The inadvertent release of mercury by millions of artisanal gold miners has been a crisis for the jewelry industry for decades. Mercury toxins are increasingly polluting our soil, water, and air, causing health and environmental impacts far beyond the mining communities.
In 2020, Mercury Free Mining and the Alliance for Responsible Mining (ARM), a Colombian NGO, began working together to identify mine sites in South America to initiate a mercury-free processor testing program. Sites were considered based on their mercury use and a need to improve living conditions.
Then in 2021, a generous grant from the Gemological Institute of America (GIA), enabled ARM and MFM to launch a program with two Peruvian mining communities. The goal was to analyze tools and processes with the greatest potential to eliminate the use of mercury. Six processors were identified by MFM. A study was designed to examine each alternative from the standpoint of cost, practicality, and output.
While the various processors produced a range of results, the GOLDROP processor produced surprising and promising gold recovery rates across the ore types.
MFM CEO Toby Pomeroy stated: “I’m thrilled by the preliminary test results we’re seeing from GOLDROP, and I can’t wait to see if it performs as well in mercury-dependent mining communities. Safe, effective gold ore concentration that enables miners to live healthier, more profitable lives will be a dream come true for millions of people.”

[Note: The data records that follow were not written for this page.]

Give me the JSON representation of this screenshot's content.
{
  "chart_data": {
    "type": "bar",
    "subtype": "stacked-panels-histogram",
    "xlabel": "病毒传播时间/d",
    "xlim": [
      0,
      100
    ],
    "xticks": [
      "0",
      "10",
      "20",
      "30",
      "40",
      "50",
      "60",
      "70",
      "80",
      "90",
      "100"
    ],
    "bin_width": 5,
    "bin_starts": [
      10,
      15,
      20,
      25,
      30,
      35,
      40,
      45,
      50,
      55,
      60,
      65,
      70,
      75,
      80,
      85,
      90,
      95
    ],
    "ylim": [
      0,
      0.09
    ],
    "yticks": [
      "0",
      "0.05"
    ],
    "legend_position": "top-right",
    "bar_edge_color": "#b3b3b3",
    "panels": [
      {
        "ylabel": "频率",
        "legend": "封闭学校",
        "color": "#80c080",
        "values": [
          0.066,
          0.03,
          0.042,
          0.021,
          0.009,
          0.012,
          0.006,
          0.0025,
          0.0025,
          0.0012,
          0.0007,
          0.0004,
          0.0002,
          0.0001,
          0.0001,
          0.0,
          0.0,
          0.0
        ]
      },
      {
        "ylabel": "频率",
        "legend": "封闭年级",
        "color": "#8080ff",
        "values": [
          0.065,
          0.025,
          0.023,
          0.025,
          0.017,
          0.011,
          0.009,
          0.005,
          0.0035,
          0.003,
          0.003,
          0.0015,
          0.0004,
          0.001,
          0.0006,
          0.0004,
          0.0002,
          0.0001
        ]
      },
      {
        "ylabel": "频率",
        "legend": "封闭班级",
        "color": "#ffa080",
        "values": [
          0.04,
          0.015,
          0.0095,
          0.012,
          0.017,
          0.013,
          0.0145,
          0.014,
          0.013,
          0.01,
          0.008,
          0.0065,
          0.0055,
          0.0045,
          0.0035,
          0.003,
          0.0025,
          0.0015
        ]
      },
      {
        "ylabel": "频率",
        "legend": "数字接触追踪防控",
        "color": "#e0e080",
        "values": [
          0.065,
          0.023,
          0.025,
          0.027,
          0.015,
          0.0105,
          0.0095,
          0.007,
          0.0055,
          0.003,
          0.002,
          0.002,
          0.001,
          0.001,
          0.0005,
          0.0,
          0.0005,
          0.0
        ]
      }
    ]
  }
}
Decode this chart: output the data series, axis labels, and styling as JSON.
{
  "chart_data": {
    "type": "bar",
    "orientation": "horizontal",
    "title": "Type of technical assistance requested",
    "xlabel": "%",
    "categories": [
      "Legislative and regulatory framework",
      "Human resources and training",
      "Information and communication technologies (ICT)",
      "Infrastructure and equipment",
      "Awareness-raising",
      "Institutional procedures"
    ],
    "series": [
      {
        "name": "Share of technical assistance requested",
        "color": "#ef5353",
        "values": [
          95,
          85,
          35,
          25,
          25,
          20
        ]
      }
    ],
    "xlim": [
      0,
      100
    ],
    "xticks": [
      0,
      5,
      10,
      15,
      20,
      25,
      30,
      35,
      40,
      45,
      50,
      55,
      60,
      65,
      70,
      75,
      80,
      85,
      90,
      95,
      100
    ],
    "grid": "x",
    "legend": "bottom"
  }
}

While these lab findings are encouraging, and more positive than the MFM and ARM teams had anticipated, the program now is shifting to provide the gold miners with the GOLDROP to test the equipment for themselves.
Gina D’Amato, ARM’s Executive Director stated: “At ARM, we are convinced that sustainable development is only possible from an inclusive perspective. ASM (artisanal small mining) communities can be part of the solution when they have access to technological and training alternatives such as the ones we are developing together with MFM. These actions, together with access to formal and fair markets, support dignified livelihoods.”
Due to current political unrest in Peru, the research and processor testing will continue in San Antonio, a village of 500 in Antioquia, Colombia that depends on gold mining to survive. San Antonio’s gold ore will be analyzed and the efficiency of various processors in separating fine gold particles without mercury will be tested.
Once field testing is complete a more detailed analysis of the lab and field-testing phases will be released.
Susan Jacques, President, and CEO of GIA said: “Today, more than ever, it is imperative that our industry operate in a responsible and sustainable way. In addition to each of us doing what we can in our own operations, we can and should invest in others who are pointing the way to making real change. We are proud to support this program as part of our commitment to our mission of ensuring the public trust in gems and jewelry.”